VAnim: Rendering-Aware Sparse State Modeling for Structure-Preserving Vector Animation
Abstract
Scalable Vector Graphics (SVG) animation generation is pivotal for professional design due to their structural editability and resolution independence. However, this task remains challenging as it requires bridging discrete code representations with continuous visual dynamics. Existing optimization-based methods often destroy topological consistency, while general-purpose LLMs rely on rigid CSS/SMIL transformations, failing to model geometry-level non-rigid deformations. To address these limitations, we present VAnim, the first LLM-based framework for open-domain text-to-SVG animation.
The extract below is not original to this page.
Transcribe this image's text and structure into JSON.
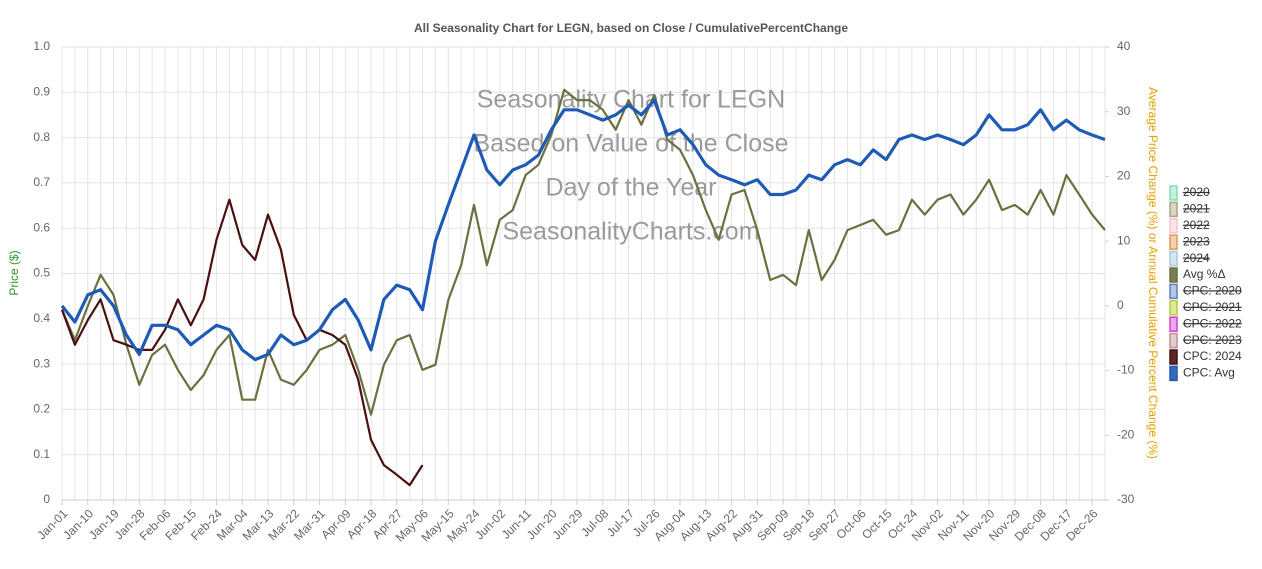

We reconceptualize animation not as sequence generation, but as Sparse State Updates (SSU) on a persistent SVG DOM tree. This paradigm compresses sequence length by over 9.8x while mathematically guaranteeing topological isomorphism and identity persistence. To enable precise control, we propose an Identification-First Motion Planning mechanism that grounds textual instructions in explicit visual entities. Furthermore, to overcome the non-differentiable nature of SVG rendering, we employ Rendering-Aware Reinforcement Learning via Group Relative Policy Optimization (GRPO). By leveraging a hybrid reward from a state-of-the-art video perception encoder, we align discrete code updates with high-fidelity visual feedback. We also introduce SVGAnim-134k, the first benchmark for vector animation. Extensive experiments demonstrate that VAnim significantly outperforms state-of-the-art baselines in semantic alignment and structural validity, demonstrating a robust capacity for synthesizing high-fidelity non-rigid deformations without requiring explicit temporal consistency constraints.